Not since the drought of 1977 have water resources been in such dire straits. To cope, the state is taking drastic steps when it comes to surface water. Last week, the State Water Resources Control Board ordered more than 4,200 “junior” water rights holders in the Sacramento and San Joaquin watersheds to stop pumping water from streams and warned that, if things got worse, “senior” water rights holders might see restrictions as well.
This move will only put more pressure on farmers and water districts to turn to groundwater – a practice that has already had dramatic, and disturbing, results.
Wells have run dry; overdrafting of groundwater has caused the land to sink – up to 28 feet in some places in the Valley; and aquifers aren’t getting recharged.
There’s little the state can do, as California is the only dry western state that doesn’t have a comprehensive groundwater-management plan.
That must change.
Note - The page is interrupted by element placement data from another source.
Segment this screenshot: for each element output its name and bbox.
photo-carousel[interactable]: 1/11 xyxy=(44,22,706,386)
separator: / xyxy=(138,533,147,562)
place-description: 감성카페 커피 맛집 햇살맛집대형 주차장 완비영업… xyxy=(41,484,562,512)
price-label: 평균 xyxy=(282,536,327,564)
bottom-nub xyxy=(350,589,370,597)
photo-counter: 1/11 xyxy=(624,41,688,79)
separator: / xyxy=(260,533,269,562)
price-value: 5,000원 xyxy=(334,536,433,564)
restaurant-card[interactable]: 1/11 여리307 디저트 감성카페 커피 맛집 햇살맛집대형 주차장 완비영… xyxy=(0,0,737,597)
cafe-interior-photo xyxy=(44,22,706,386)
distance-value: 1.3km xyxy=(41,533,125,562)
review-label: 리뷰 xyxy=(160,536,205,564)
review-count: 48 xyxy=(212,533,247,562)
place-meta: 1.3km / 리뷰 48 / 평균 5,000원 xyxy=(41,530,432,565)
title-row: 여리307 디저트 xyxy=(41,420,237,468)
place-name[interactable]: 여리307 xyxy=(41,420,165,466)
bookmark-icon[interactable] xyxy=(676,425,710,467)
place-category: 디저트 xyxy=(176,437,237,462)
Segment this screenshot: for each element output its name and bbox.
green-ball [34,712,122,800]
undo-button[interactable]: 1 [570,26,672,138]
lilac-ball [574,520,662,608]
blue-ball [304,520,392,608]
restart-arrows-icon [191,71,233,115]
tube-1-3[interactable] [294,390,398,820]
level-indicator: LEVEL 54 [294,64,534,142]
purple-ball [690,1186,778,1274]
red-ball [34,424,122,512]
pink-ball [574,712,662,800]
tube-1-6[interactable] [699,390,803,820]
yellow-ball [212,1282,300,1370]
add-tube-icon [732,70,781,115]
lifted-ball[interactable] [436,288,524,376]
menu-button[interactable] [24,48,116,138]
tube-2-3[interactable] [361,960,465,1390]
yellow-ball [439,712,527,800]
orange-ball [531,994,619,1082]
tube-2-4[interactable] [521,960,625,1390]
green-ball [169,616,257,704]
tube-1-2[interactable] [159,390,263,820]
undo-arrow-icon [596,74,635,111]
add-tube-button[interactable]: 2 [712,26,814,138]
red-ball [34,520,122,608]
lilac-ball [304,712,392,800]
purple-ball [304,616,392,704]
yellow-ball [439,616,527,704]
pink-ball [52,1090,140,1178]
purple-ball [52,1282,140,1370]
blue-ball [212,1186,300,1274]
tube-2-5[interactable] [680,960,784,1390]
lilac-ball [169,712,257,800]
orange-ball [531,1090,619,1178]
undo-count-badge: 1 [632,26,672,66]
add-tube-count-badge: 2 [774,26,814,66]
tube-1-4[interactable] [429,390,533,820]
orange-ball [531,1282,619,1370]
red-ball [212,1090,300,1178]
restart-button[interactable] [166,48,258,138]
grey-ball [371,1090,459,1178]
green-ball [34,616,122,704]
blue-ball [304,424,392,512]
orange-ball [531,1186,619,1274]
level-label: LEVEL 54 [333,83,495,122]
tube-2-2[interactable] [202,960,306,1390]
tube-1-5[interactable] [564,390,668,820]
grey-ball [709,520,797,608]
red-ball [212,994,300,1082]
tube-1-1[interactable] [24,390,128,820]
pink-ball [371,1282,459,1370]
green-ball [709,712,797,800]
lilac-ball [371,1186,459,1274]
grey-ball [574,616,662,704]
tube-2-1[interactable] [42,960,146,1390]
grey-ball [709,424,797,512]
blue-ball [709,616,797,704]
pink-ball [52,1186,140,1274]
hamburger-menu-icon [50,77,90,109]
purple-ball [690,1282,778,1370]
And as the drought gets worse, it pits people against one another, especially when a few exploit the water for their own profit.
That’s what happened last month in Merced County, where a deal between two landowners to sell millions of dollars worth of groundwater from their wells to an out-of-county water district erupted in outrage at a county Board of Supervisors meeting. The board got wind of the deal only because the transfer of water requires using waterways managed by the U.S. Bureau of Reclamation, and it requires a public comment period.
Merced County does not have any rules to stop the two landowners from “groundwater mining,” or selling water pumped from their wells to buyers far away – in this case to the Del Puerto Water District representing mostly Stanislaus County farmers. All the board could do was send a letter in opposition.
Groundwater mining isn’t new, and has been roiling agricultural communities for years. But in a severe drought, this kind of commercialization of groundwater isn’t just unseemly, it’s reckless.
State water officials prefer that locals manage their own groundwater basins, and many already do. But the Merced story shows holes in the patchwork of state water regulation.
It seems like things are finally moving in the right direction. Sen. Fran Pavley, D-Agoura Hills, has legislation, Senate Bill 1168, to require local agencies to develop groundwater-management plans. There are other bills regarding groundwater management as well. The governor has also included nearly $5 million in his proposed 2014-15 budget for the Department of Water Resources to monitor groundwater levels and to step in when local or regional agencies fail to police their own groundwater basins.
Virtually everyone agrees that the state must manage its groundwater better. It’s high time to make that happen.